Michèle Künzler, le retour

Après près de trois ans d’absence médiatique, Michèle Künzler choisit le Geneva Show pour son retour. Pas aigrie, elle revient sur ses réalisations et parle des projets qui l’animent aujourd’hui. Entretien.

Recyclage difficile

L’ancienne conseillère d’État confie que rebondir après une carrière politique s’avère difficile. L’accès à de nombreux postes au sein de l’administration publique est barré, sans compter la peur de certaines associations de compter parmi elles quelqu’un de marqué politiquement. Une difficulté davantage ressentie à gauche qu’à droite.

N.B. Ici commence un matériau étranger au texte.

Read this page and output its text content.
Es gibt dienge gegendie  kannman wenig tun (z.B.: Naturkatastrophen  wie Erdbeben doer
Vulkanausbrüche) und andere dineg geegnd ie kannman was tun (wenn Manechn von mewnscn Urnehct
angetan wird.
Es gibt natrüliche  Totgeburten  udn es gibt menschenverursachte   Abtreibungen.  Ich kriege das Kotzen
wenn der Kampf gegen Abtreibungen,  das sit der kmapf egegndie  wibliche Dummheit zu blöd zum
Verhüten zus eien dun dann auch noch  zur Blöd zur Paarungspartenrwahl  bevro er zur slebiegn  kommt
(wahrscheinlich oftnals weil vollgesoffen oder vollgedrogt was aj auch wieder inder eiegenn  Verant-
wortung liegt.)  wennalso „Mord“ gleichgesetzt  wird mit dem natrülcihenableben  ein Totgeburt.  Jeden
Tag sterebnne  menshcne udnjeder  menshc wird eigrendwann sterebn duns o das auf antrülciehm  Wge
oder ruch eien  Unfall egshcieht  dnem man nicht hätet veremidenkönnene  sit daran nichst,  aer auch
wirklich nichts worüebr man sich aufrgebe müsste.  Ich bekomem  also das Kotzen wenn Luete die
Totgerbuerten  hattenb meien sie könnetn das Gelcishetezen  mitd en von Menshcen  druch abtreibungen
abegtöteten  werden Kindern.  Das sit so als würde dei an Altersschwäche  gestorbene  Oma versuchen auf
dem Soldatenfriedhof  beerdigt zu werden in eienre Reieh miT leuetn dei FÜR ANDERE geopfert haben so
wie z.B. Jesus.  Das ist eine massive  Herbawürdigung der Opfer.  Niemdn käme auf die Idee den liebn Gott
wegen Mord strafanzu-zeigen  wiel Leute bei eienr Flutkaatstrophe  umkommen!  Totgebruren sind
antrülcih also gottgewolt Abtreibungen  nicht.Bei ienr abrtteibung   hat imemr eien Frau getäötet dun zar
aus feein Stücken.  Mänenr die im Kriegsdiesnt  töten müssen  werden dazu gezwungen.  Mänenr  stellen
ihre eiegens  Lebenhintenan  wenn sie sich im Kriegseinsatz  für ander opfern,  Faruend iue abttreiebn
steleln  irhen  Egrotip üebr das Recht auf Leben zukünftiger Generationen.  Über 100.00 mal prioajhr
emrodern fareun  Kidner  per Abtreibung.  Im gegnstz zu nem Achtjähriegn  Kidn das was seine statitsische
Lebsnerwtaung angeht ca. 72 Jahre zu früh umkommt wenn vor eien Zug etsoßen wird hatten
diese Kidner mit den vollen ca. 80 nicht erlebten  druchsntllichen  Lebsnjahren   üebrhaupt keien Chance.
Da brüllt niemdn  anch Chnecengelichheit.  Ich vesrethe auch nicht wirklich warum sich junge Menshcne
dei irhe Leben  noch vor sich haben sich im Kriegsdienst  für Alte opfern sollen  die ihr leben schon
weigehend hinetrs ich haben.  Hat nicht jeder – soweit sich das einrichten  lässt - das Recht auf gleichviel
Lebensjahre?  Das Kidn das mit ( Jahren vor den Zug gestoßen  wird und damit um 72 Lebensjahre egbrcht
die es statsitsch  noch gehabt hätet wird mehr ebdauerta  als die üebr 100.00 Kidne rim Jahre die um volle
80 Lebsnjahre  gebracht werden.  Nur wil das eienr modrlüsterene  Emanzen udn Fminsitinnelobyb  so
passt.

Certains partis sont plus enveloppants que d’autres. »

Son regard sur le Conseil d’État

Se refusant à tout commentaire pour ne pas tomber dans le «c’était mieux avant», l’ancienne ministre finit toutefois par critiquer durement l’action du gouvernement et du parlement sur de nombreux dossiers tels que la fiscalité des entreprises.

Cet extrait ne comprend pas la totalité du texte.